There can be no higher abuse of the process of impeachment, and indeed no higher abuse of the power of the assembly than this process.

Senators, the Senate exists to protect devolution. While this must include strengthening the oversight capacity of county assemblies, focus must shift to protecting governors and county executives from the excessive overstepping of the oversight power by MCAs.

There ought to be a clear line between oversight on the one hand, and, involvement and supervision of county affairs.

Unless the Senate deals with this problem with seriousness, not only will anyone worth their name avoid seeking county leadership, devolution will not meet the intentions for which it was established.

Senators, I wish to make one final point on the need to retain the integrity of county assemblies.

In the last seven years, the Senate has invested significant resources in ensuring that the profile of county assemblies is raised so that they can represent the image of effective government at the grassroots for Kenyans.

This is extremely important because the county assembly is the closest representation of Wanjiku in the lowest level of governing.

It has been the desire of the Senate and those who believe in strong devolved governments to erase the history of councilors in the old local governments who engaged in fisticuffs and other such other unfortunate methods of handling council business and resolving disputes.

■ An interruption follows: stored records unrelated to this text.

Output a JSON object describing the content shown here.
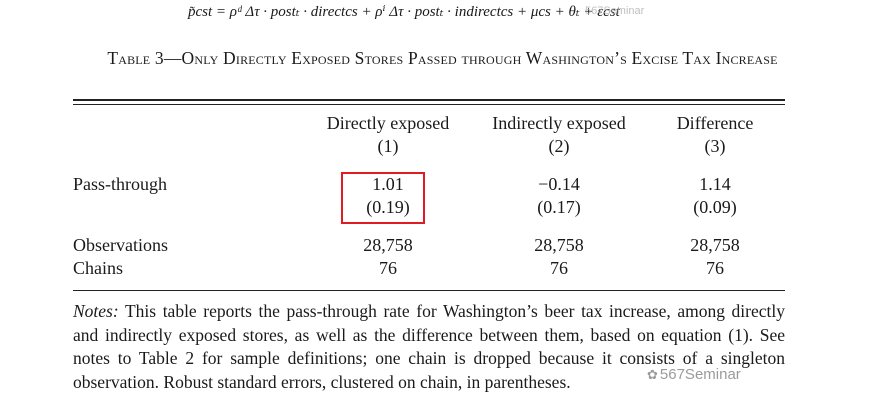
{
  "equation": {
    "text": "p̃cst = ρᵈ Δτ · postₜ · directcs + ρⁱ Δτ · postₜ · indirectcs + μcs + θₜ + εcst"
  },
  "table": {
    "caption": "Table 3—Only Directly Exposed Stores Passed through Washington’s Excise Tax Increase",
    "columns": [
      {
        "label": "Directly exposed",
        "number": "(1)"
      },
      {
        "label": "Indirectly exposed",
        "number": "(2)"
      },
      {
        "label": "Difference",
        "number": "(3)"
      }
    ],
    "rows": {
      "passthrough": {
        "label": "Pass-through",
        "estimates": [
          "1.01",
          "−0.14",
          "1.14"
        ],
        "std_errors": [
          "(0.19)",
          "(0.17)",
          "(0.09)"
        ]
      },
      "observations": {
        "label": "Observations",
        "values": [
          "28,758",
          "28,758",
          "28,758"
        ]
      },
      "chains": {
        "label": "Chains",
        "values": [
          "76",
          "76",
          "76"
        ]
      }
    }
  },
  "notes": {
    "label": "Notes:",
    "text": "This table reports the pass-through rate for Washington’s beer tax increase, among directly and indirectly exposed stores, as well as the difference between them, based on equation (1). See notes to Table 2 for sample definitions; one chain is dropped because it consists of a singleton observation. Robust standard errors, clustered on chain, in parentheses."
  },
  "watermark": {
    "text": "567Seminar",
    "small_text": "567Seminar"
  },
  "colors": {
    "highlight": "#e01b24",
    "text": "#1a1a1a"
  }
}
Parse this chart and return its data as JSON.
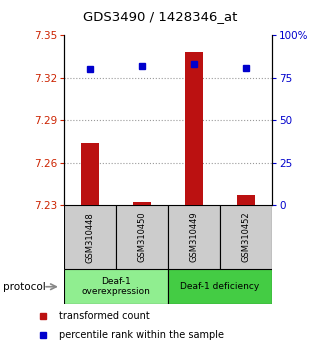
{
  "title": "GDS3490 / 1428346_at",
  "samples": [
    "GSM310448",
    "GSM310450",
    "GSM310449",
    "GSM310452"
  ],
  "bar_values": [
    7.274,
    7.232,
    7.338,
    7.237
  ],
  "bar_base": 7.23,
  "percentile_values": [
    80,
    82,
    83,
    81
  ],
  "ylim_left": [
    7.23,
    7.35
  ],
  "ylim_right": [
    0,
    100
  ],
  "yticks_left": [
    7.23,
    7.26,
    7.29,
    7.32,
    7.35
  ],
  "ytick_labels_left": [
    "7.23",
    "7.26",
    "7.29",
    "7.32",
    "7.35"
  ],
  "yticks_right": [
    0,
    25,
    50,
    75,
    100
  ],
  "ytick_labels_right": [
    "0",
    "25",
    "50",
    "75",
    "100%"
  ],
  "bar_color": "#bb1111",
  "percentile_color": "#0000cc",
  "groups": [
    {
      "label": "Deaf-1\noverexpression",
      "samples": [
        0,
        1
      ],
      "color": "#90ee90"
    },
    {
      "label": "Deaf-1 deficiency",
      "samples": [
        2,
        3
      ],
      "color": "#44cc44"
    }
  ],
  "group_label": "protocol",
  "legend_bar_label": "transformed count",
  "legend_pct_label": "percentile rank within the sample",
  "bar_width": 0.35,
  "dotted_line_color": "#999999",
  "background_color": "#ffffff",
  "tick_color_left": "#cc2200",
  "tick_color_right": "#0000cc",
  "sample_box_color": "#cccccc",
  "spine_color": "#000000"
}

It was therefore an embarrassment for me to watch my county assembly members sleeping in the assembly for a night prior to the impeachment proceedings and roughing up fellow members just for raising a point of order.

This sort of conduct brings county assemblies and indeed the entire devolution system to disrepute and must be discouraged.

While we have had differences of opinion with MCAs, Kirinyaga has never been the subject of any actions that would require people to sleep in the County Assembly and convert sittings to violent confrontations.

Finally, Senators, I ask that you look into these matters dispassionately with an eye solely on evidence. I do not ask that you take my position as truth.

I only ask that you ignore media titbits and sensationalising tales. Listen only to the evidence that will be presented in support of the accusations and review the documents we have presented in support of our rebuttal and establish the truth.

You will agree that this was an unfortunate process that must never be repeated. I ask however that if you find that the allegations are malicious, unfounded and were calculated for the mischievous purpose of harassing the Governor of Kirinyaga, that you will declare these processes to amount to abuse of office by the MCAs.

You would then be within your rights to apply appropriate sanctions, which your establishing law and your standing orders allow you to do.

I say this because the Kirinyaga MCAs have made several statements that this is just 1 of 9 impeachments they have lined up to ensure they destabilize the county totally.

While you cannot stop legitimate impeachment motions to be prosecuted, you must give sufficient guidelines that ensure that impeachment is not misused.

It must not be made a tool for pursuing vendetta and the Senate must not be made an accomplice in such endeavors.

Once again thank you for this opportunity to address you.

I believe that truth will prevail, and as is stated in our national anthem – may justice be our shield and defender.